I dunno…it just feels like Burning Man has become less counterculture and more “let’s make blinking electronic stuff out in the desert.”
Many people laugh when someone suggests that Burning Man is a “green” event. Nothing could be further from the truth. Some burners know this, and accept it and get on with our burn. The amount of gasoline used to get to the event alone would make some heads spin. You may think it “frivolous”, but no more so than any other festival or event that people like to go to.
That said, my blinky fur car cushions are mounted on my office wall most of the year when they aren’t making people smile at burning man.
It does, now that you mention it.
I’d be interested to hear more about the failures. What glue failed? (Tell me it wasn’t hot melt, heh.) Were any of the power supplies autopsied?
How did I miss this?!?
“5V 40A power supplies were used for the tall panels, 5V 30A power supplies for the smaller ones.”
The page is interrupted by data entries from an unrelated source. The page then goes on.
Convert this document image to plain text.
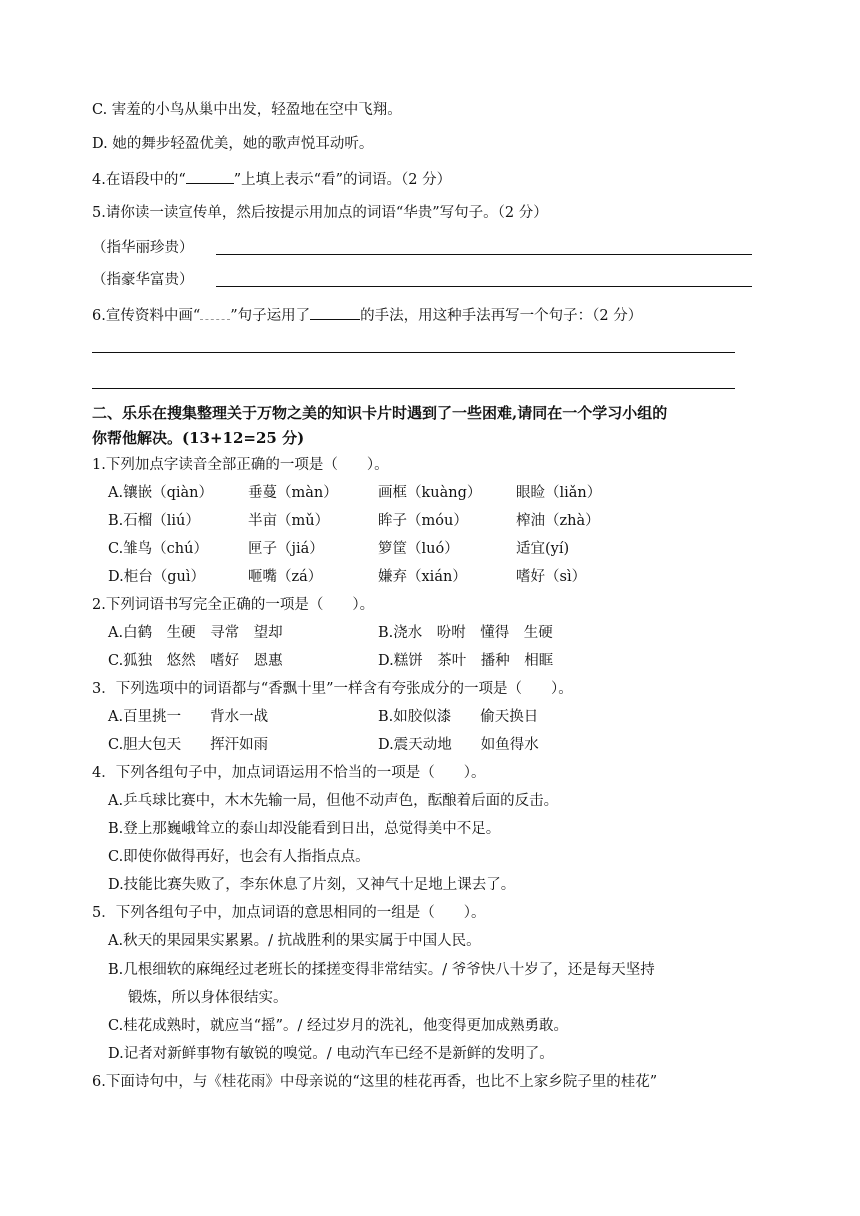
C. 害羞的小鸟从巢中出发，轻盈地在空中飞翔。
D. 她的舞步轻盈优美，她的歌声悦耳动听。
4.在语段中的“	”上填上表示“看”的词语。（2 分）
5.请你读一读宣传单，然后按提示用加点的词语“华贵”写句子。（2 分）
（指华丽珍贵）
（指豪华富贵）
6.宣传资料中画“ ”句子运用了	的手法，用这种手法再写一个句子：（2 分）
二、乐乐在搜集整理关于万物之美的知识卡片时遇到了一些困难,请同在一个学习小组的
你帮他解决。(13+12=25 分)
1.下列加点字读音全部正确的一项是（　　）。
A.镶嵌（qiàn） 垂蔓（màn）	画框（kuàng） 眼睑（liǎn）
B.石榴（liú）	半亩（mǔ）	眸子（móu）	榨油（zhà）
C.雏鸟（chú）	匣子（jiá）	箩筐（luó）	适宜(yí)
D.柜台（guì）	咂嘴（zá）	嫌弃（xián）	嗜好（sì）
2.下列词语书写完全正确的一项是（　　）。
A.白鹤　生硬　寻常　望却	B.浇水　吩咐　懂得　生硬
C.狐独　悠然　嗜好　恩惠	D.糕饼　茶叶　播种　相眶
3．下列选项中的词语都与“香飘十里”一样含有夸张成分的一项是（　　）。
A.百里挑一　　背水一战	B.如胶似漆　　偷天换日
C.胆大包天　　挥汗如雨	D.震天动地　　如鱼得水
4．下列各组句子中，加点词语运用不恰当的一项是（　　）。
A.乒乓球比赛中，木木先输一局，但他不动声色，酝酿着后面的反击。
B.登上那巍峨耸立的泰山却没能看到日出，总觉得美中不足。
C.即使你做得再好，也会有人指指点点。
D.技能比赛失败了，李东休息了片刻，又神气十足地上课去了。
5．下列各组句子中，加点词语的意思相同的一组是（　　）。
A.秋天的果园果实累累。/ 抗战胜利的果实属于中国人民。
B.几根细软的麻绳经过老班长的揉搓变得非常结实。/ 爷爷快八十岁了，还是每天坚持
锻炼，所以身体很结实。
C.桂花成熟时，就应当“摇”。/ 经过岁月的洗礼，他变得更加成熟勇敢。
D.记者对新鲜事物有敏锐的嗅觉。/ 电动汽车已经不是新鲜的发明了。
6.下面诗句中，与《桂花雨》中母亲说的“这里的桂花再香，也比不上家乡院子里的桂花”
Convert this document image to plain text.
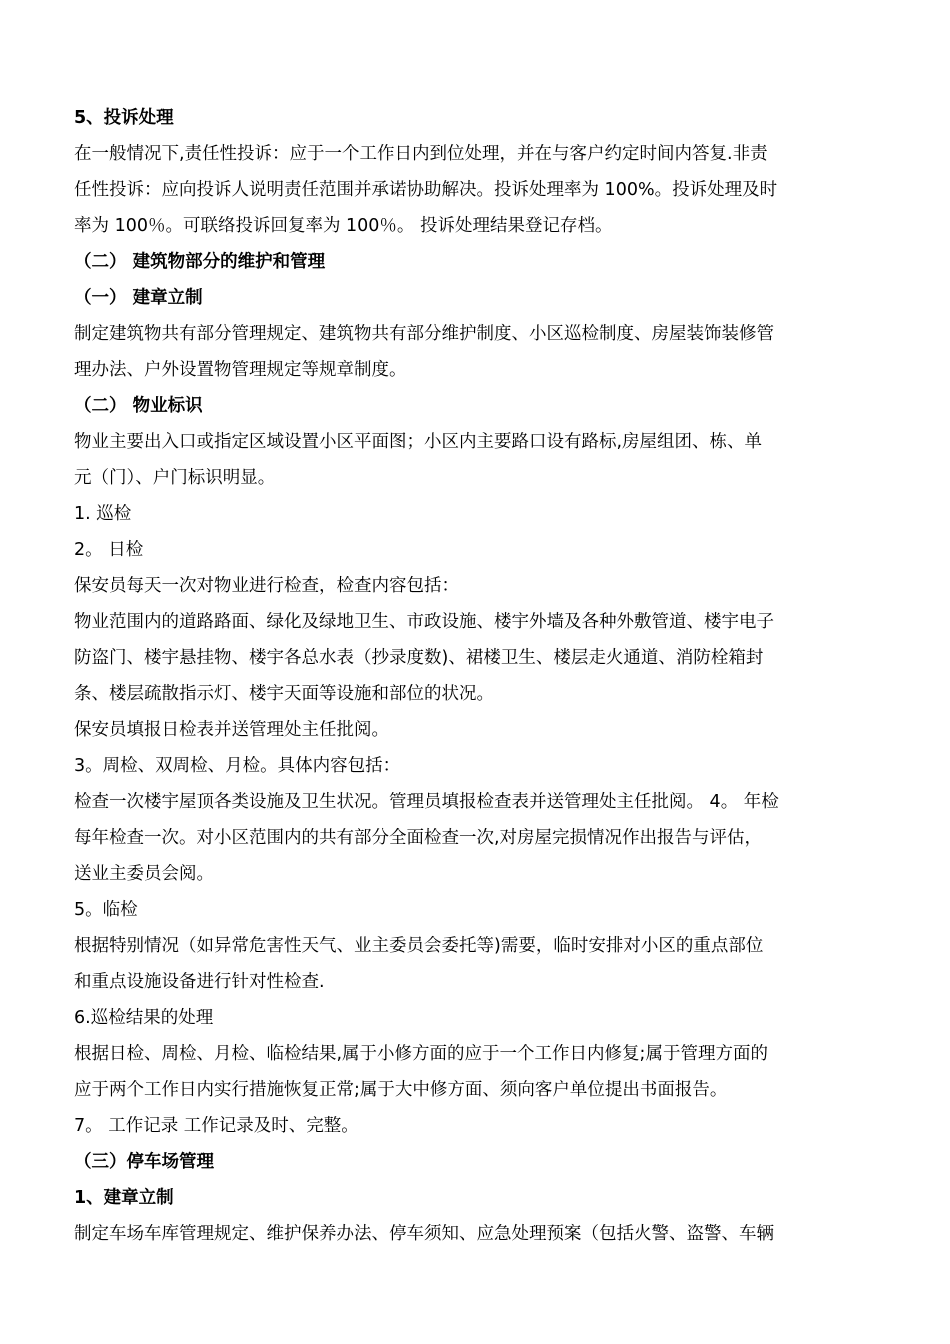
5、投诉处理
在一般情况下,责任性投诉：应于一个工作日内到位处理，并在与客户约定时间内答复.非责
任性投诉：应向投诉人说明责任范围并承诺协助解决。投诉处理率为 100%。投诉处理及时
率为 100％。可联络投诉回复率为 100％。 投诉处理结果登记存档。
（二） 建筑物部分的维护和管理
（一） 建章立制
制定建筑物共有部分管理规定、建筑物共有部分维护制度、小区巡检制度、房屋装饰装修管
理办法、户外设置物管理规定等规章制度。
（二） 物业标识
物业主要出入口或指定区域设置小区平面图；小区内主要路口设有路标,房屋组团、栋、单
元（门）、户门标识明显。
1. 巡检
2。 日检
保安员每天一次对物业进行检查，检查内容包括：
物业范围内的道路路面、绿化及绿地卫生、市政设施、楼宇外墙及各种外敷管道、楼宇电子
防盗门、楼宇悬挂物、楼宇各总水表（抄录度数)、裙楼卫生、楼层走火通道、消防栓箱封
条、楼层疏散指示灯、楼宇天面等设施和部位的状况。
保安员填报日检表并送管理处主任批阅。
3。周检、双周检、月检。具体内容包括：
检查一次楼宇屋顶各类设施及卫生状况。管理员填报检查表并送管理处主任批阅。 4。 年检
每年检查一次。对小区范围内的共有部分全面检查一次,对房屋完损情况作出报告与评估，
送业主委员会阅。
5。临检
根据特别情况（如异常危害性天气、业主委员会委托等)需要，临时安排对小区的重点部位
和重点设施设备进行针对性检查.
6.巡检结果的处理
根据日检、周检、月检、临检结果,属于小修方面的应于一个工作日内修复;属于管理方面的
应于两个工作日内实行措施恢复正常;属于大中修方面、须向客户单位提出书面报告。
7。 工作记录 工作记录及时、完整。
（三）停车场管理
1、建章立制
制定车场车库管理规定、维护保养办法、停车须知、应急处理预案（包括火警、盗警、车辆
So just 350W total power 16,000 LEDs? 0.022 watts per LED?
60 mW is typical for an LED. That’s 960 watts. Roughly three times the original post’s claim.
Maybe these only draw 22 mA?
Bigger question — what the heck were they doing with it at five volts for main distribution? High current and all…
I read it as a separate power supply, either 30A/40A, was used for each panel. Eight panels, eight supplies total; rather than the two your wattage figure appears to be based on.
I’m not sure if that 25 KW of audio make for good neighbors. On can choose not to stare at nude unattractive fat people, however escaping loud sound or rank odors isn’t easy to do comfortably.
Methinks you’ve not been to Burning Man….
But they do locate the large sound camps at the 2 ends of the city and require the speakers facing outwards. That only helps a little bit.
http://www.nycresistor.com/2013/09/05/disorient-pyramid/ broken
even the site http://www.nycresistor.com is not found.
Perhaps their website is down?
It’s not broken here. Check your DNS settings.